Skip to content

ShinChven/iris

Repository files navigation

Iris

Internet scraper.

This is a cli app, you must use it from command line.

Install

  • Install nodejs.
  • Install Chrome to default path.
  • Clone this repository.
  • Run script below to install this cli:
npm link

About puppeteer's Chrome Executable Path

Some scrapers use puppeteer-core to scrape content.

puppeteer-core does not come with a bundled Chromium, iris will use the Chrome's default installation path.

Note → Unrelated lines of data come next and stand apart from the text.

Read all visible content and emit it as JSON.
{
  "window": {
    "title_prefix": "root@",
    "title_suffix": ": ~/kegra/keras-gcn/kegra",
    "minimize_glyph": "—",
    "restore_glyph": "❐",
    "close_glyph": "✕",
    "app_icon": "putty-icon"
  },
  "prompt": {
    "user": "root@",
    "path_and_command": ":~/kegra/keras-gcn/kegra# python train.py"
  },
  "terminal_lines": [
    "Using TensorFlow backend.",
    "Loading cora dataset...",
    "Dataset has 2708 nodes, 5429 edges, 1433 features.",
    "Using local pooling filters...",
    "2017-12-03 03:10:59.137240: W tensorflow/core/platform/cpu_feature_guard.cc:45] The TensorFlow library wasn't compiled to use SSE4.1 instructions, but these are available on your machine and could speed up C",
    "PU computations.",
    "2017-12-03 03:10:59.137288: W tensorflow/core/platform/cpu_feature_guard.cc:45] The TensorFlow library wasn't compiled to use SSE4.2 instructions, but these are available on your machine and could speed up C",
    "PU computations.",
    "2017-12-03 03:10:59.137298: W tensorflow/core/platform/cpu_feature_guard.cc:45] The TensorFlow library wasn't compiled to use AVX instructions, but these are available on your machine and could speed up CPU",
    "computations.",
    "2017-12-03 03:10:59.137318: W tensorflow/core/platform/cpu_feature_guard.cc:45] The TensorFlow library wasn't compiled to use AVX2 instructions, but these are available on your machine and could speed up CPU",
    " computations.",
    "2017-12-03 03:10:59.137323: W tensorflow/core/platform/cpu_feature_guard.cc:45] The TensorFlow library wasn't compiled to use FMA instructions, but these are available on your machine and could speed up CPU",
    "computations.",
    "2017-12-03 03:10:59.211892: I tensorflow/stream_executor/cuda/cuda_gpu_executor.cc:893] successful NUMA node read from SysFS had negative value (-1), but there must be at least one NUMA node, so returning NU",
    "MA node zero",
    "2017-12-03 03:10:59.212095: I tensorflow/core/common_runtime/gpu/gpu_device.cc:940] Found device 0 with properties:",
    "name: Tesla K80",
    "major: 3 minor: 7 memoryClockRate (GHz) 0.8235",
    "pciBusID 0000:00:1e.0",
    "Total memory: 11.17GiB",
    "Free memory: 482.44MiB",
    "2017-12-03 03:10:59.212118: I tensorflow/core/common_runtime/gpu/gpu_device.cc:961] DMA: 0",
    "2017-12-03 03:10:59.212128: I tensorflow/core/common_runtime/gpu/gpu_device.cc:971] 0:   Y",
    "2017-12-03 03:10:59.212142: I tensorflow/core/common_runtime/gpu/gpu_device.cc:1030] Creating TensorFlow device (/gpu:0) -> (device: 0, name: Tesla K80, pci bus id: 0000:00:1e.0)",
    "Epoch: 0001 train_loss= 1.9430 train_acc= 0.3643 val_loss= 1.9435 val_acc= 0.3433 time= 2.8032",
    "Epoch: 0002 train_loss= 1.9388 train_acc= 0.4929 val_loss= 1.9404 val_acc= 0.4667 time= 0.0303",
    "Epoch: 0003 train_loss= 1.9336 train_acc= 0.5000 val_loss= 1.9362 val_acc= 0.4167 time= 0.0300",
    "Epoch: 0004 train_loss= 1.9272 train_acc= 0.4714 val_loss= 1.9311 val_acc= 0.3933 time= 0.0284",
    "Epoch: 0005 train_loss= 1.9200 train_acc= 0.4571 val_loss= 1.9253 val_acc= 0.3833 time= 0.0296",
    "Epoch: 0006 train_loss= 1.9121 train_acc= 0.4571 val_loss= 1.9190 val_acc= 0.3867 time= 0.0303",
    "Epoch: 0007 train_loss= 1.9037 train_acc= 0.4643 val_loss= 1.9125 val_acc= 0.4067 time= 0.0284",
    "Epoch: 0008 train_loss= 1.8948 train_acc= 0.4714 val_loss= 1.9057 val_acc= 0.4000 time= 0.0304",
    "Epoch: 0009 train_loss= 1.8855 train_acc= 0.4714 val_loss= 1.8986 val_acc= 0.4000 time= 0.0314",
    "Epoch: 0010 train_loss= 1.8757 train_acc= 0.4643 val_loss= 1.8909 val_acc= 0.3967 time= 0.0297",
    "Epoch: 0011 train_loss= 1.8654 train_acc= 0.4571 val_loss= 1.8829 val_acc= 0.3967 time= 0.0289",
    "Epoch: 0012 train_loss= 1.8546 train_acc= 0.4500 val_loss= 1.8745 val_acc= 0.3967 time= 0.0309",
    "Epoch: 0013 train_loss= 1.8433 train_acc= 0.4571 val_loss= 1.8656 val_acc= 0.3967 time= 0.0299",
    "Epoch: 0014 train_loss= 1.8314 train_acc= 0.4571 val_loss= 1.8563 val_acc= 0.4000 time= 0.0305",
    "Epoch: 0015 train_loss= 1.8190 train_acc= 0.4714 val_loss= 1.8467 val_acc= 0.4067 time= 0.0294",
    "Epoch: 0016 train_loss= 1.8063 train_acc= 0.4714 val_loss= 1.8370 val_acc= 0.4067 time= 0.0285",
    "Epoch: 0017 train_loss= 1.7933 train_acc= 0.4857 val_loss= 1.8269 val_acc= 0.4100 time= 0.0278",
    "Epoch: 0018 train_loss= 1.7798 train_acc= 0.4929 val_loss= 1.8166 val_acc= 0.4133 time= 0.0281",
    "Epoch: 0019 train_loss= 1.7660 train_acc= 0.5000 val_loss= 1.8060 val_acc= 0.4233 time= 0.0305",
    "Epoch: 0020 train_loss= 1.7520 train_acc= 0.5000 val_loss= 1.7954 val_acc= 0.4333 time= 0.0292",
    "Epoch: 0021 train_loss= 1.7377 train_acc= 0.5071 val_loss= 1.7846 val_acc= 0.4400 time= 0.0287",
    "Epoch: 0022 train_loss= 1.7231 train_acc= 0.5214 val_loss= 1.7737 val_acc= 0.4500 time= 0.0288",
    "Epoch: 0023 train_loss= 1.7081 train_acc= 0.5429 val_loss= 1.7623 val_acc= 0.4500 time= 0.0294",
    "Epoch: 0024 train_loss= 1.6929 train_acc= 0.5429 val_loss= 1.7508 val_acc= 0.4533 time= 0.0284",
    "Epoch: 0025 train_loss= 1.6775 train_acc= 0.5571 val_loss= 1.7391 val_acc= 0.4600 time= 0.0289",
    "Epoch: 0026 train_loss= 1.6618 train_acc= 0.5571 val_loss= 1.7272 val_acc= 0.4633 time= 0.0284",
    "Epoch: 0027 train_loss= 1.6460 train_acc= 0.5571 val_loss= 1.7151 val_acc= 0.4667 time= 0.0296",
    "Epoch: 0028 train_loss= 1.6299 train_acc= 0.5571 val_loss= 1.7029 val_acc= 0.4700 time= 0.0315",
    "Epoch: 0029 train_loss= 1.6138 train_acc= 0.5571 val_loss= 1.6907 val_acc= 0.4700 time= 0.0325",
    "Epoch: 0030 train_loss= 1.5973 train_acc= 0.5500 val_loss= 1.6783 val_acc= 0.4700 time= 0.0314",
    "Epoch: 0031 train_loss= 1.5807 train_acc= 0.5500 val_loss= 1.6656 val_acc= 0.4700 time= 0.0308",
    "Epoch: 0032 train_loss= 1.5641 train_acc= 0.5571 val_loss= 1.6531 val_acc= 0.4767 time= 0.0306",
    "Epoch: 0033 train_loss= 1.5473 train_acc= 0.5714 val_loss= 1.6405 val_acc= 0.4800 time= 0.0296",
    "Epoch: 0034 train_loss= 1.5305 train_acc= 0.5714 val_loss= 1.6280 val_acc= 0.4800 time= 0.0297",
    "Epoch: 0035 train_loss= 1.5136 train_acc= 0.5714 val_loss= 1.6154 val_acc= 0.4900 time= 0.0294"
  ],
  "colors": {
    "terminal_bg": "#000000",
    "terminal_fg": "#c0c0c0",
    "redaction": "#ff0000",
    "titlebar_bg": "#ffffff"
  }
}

Please make sure you have installed Chrome to default path. If not, you should modify the executablePath here.

Usage

After installation, iris command should be available, just use it in your terminal:

# COMMAND
iris <URL-TO-SCRAPE> [...options]
# EXAMPLE
iris https://www.instagram.com/{PROFILE_NAME} --headless

Options

Option Description
--headless Run puppeteer in headless mode. After you log in to some sites, you can add this option to run scraper without Chrome UI.

Scrape Instagram

iris <INSTAGRAM-PROFILE-URL>

This is the only supported site at initial release.

The program will fire up a Chrome instance via puppeteer to scrape instagram profile.

Manual login is required as instagram is preventing puppeteer from typing in username and password programmatically, as of Feb 15th, 2021.

Please log in your instagram account manually when chrome pops up, cookies will be saved to the app's data dir (which is in user's home dir) to be reused.

Please DO NOT use your main account for scraping, doing so might get your account banned.

Please DO NOT steal others' privacy and respect content owner.

Scraping can be slow.

Download

Media files will be downloaded to this application's data dir: ~/.iris.

Existing files won't be downloaded again. If something's broken, delete it manually.